Confined to a tiny case in the “canoe” rotunda at the American Museum of Natural History, some extinct species from more than 400 million years ago are putting on quite a show, thanks to two trilobite lovers from the heavy-metal music and vert paleo worlds.
Andy Secher and Martin Shugar went through their massive trilobite collections (Andy has 4,000 in his Manhattan apartment and Martin turned over 200,000 fossils and shells to AMNH) and picked out fifteen “best of the best” from each of the six geologic periods that hosted these little waterway critters – from the Cambrian to the Permian (521 to 240 million years ago). It’s quite something, considering there are over 20,000 recognized species lingering in 281 million years of rocks around the world!
The tiny show, which is in an open-ended run, is a “wow” due to the spectacular preservation and preparation of each of these little snubs of rock containing fossilized “casts” of animals whose exoskeletons disintegrated soon after they expired millions of years ago. The state of preservation of even the most delicate features is pretty remarkable.
Consider Asaphus kowalewskii from Ordivician rocks near St. Petersburg (490-440 mya), whose long eye stalks are truly a wonder of nature, evolution, and behind-the-scenes prep that make this character’s eyes pop. Trilobites invented complex, multi-lens eyes, and this Asaphus provocatively suggests the ability to check things out above the sediments where they burrowed, sort of like a horseshoe crab equipped with a modern submarine periscope.
The little Olenoides on display hails from British Columbia’s famous Burgess Shale and has long antenna curving back along its sides. He’s also found in New York, Pennsylvania, Virginia, Utah, and other places in Cambrian rocks 450-490 million years old. For all those AMNH visitors asking where they can see the Burgess Shale, here’s your chance to commune with a critter and some rock from the same formation that so inspired uber-naturalist Stephen Jay Gould.
Walliserops has a full trident sprouting out of his head –a unique apparatus that adapted him for who-knows-what in Devonian life in what-is-now Morocco. Is this where Neptune got the idea of what works best down under the sea?

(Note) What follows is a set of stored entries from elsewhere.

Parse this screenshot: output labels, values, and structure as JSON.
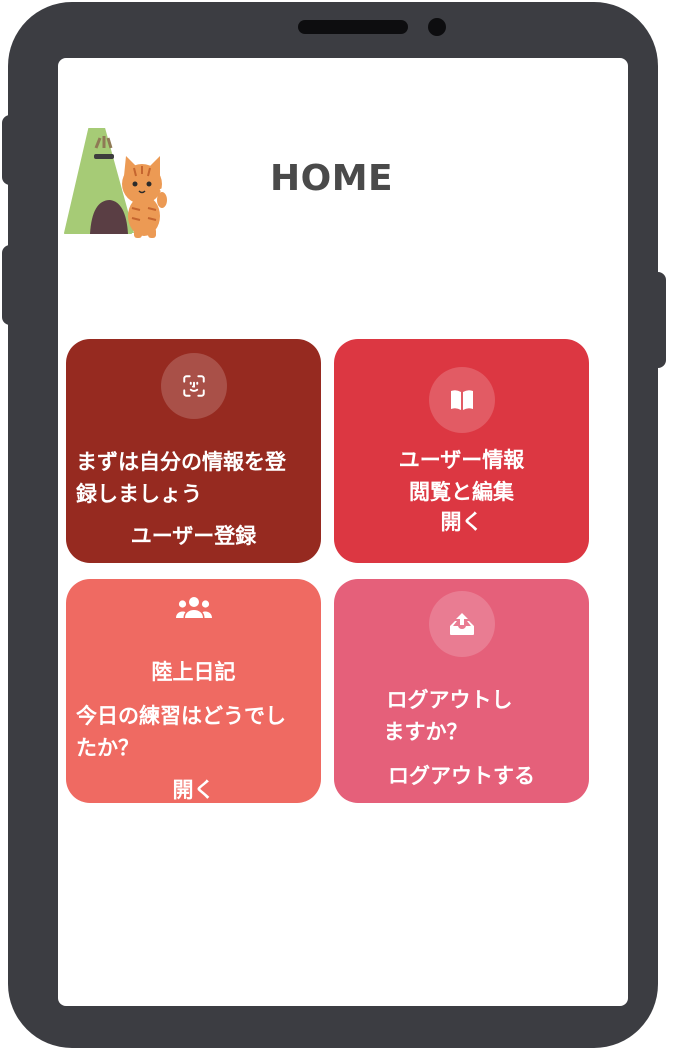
{
  "app": {
    "title": "HOME"
  },
  "colors": {
    "phone_frame": "#3c3d42",
    "card_register": "#962a20",
    "card_profile": "#dc3742",
    "card_diary": "#ef6a62",
    "card_logout": "#e5607a",
    "title_text": "#4a4a4a"
  },
  "cards": {
    "register": {
      "icon": "face-id-icon",
      "line1": "まずは自分の情報を登",
      "line2": "録しましょう",
      "action": "ユーザー登録"
    },
    "profile": {
      "icon": "book-open-icon",
      "line1": "ユーザー情報",
      "line2": "閲覧と編集",
      "action": "開く"
    },
    "diary": {
      "icon": "users-icon",
      "title": "陸上日記",
      "line1": "今日の練習はどうでし",
      "line2": "たか？",
      "action": "開く"
    },
    "logout": {
      "icon": "upload-tray-icon",
      "line1": "ログアウトし",
      "line2": "ますか？",
      "action": "ログアウトする"
    }
  }
}
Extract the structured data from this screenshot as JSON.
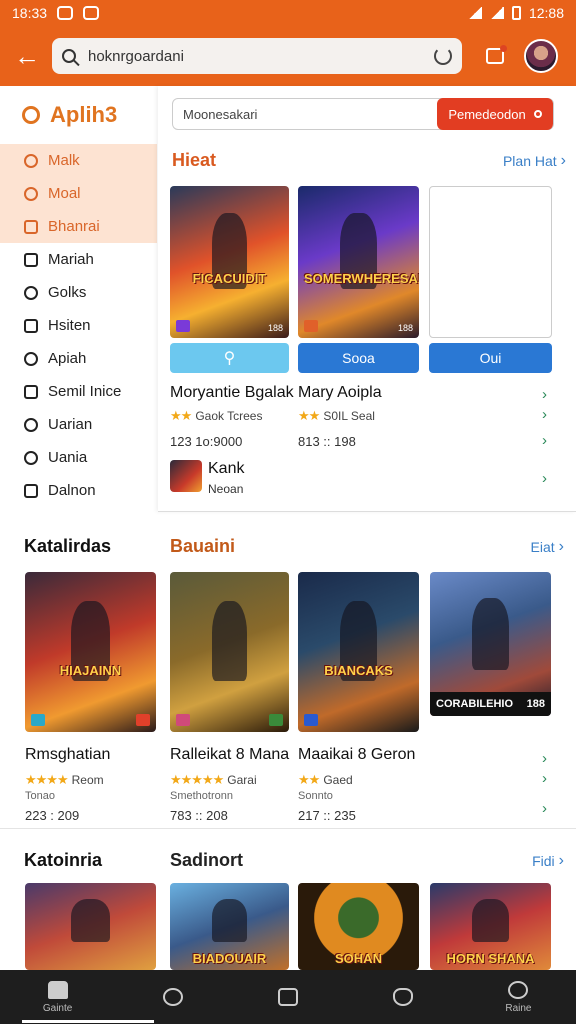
{
  "status": {
    "time_left": "18:33",
    "time_right": "12:88"
  },
  "appbar": {
    "search_text": "hoknrgoardani"
  },
  "sidebar": {
    "title": "Aplih3",
    "items": [
      {
        "label": "Malk",
        "active": true
      },
      {
        "label": "Moal",
        "active": true
      },
      {
        "label": "Bhanrai",
        "active": true
      },
      {
        "label": "Mariah",
        "active": false
      },
      {
        "label": "Golks",
        "active": false
      },
      {
        "label": "Hsiten",
        "active": false
      },
      {
        "label": "Apiah",
        "active": false
      },
      {
        "label": "Semil Inice",
        "active": false
      },
      {
        "label": "Uarian",
        "active": false
      },
      {
        "label": "Uania",
        "active": false
      },
      {
        "label": "Dalnon",
        "active": false
      }
    ]
  },
  "panel": {
    "search_placeholder": "Moonesakari",
    "search_button": "Pemedeodon",
    "section_title": "Hieat",
    "section_more": "Plan Hat",
    "cards": [
      {
        "label": "FICACUIDIT",
        "tag": "188"
      },
      {
        "label": "SOMERWHERESAN",
        "tag": "188"
      }
    ],
    "buttons": [
      "",
      "Sooa",
      "Oui"
    ],
    "app1": {
      "title": "Moryantie Bgalak",
      "rating_text": "Gaok Tcrees",
      "meta": "123 1o:9000"
    },
    "app2": {
      "title": "Mary Aoipla",
      "rating_text": "S0IL Seal",
      "meta": "813 :: 198"
    },
    "featured": {
      "title": "Kank",
      "subtitle": "Neoan"
    }
  },
  "section2": {
    "left_title": "Katalirdas",
    "title": "Bauaini",
    "more": "Eiat",
    "cards": [
      {
        "label": "HIAJAINN",
        "title": "Rmsghatian",
        "rating": "Reom",
        "sub": "Tonao",
        "meta": "223 : 209"
      },
      {
        "label": "",
        "title": "Ralleikat 8 Mana",
        "rating": "Garai",
        "sub": "Smethotronn",
        "meta": "783 :: 208"
      },
      {
        "label": "BIANCAKS",
        "title": "Maaikai 8 Geron",
        "rating": "Gaed",
        "sub": "Sonnto",
        "meta": "217 :: 235"
      },
      {
        "label": "CORABILEHIO",
        "tag": "188",
        "title": "",
        "rating": "",
        "sub": "",
        "meta": ""
      }
    ]
  },
  "section3": {
    "left_title": "Katoinria",
    "title": "Sadinort",
    "more": "Fidi",
    "cards": [
      {
        "label": "BIADOUAIR"
      },
      {
        "label": "SOHAN"
      },
      {
        "label": "HORN SHANA"
      }
    ]
  },
  "bottom_nav": [
    {
      "label": "Gainte"
    },
    {
      "label": ""
    },
    {
      "label": ""
    },
    {
      "label": ""
    },
    {
      "label": "Raine"
    }
  ]
}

The hometown favorite is Arctinurus boltoni, first found in upstate New York in the early 1800s during the construction of the Erie Canal. The AMNH has an entire website showcasing these upstate wonders from the Rochester Shale. See them all and take a peek behind the scenes into the AMNH collection drawers on the image gallery.
Andy and Martin’s enthusiasm for trilobites puts them in good company. Tom Jefferson and Ben Franklin are said to have collected them. Trilobite fossils were hawked on 15th century European streets and several trilobite websites say that 25,000-year-old European burials were found with these fossils, too.
Although AMNH has terrific trilobite blog and a page with “Twenty Trilobite Fast Facts,” why not go for the slick YouTube video tour? Watch as AMNH’s Neil Landman, Andy, and Martin talk about their passion and show the cabinet-sized exhibit in close-up. You really need to come, meet the trilobites, and journey back to a time on Earth before animals had even colonized land.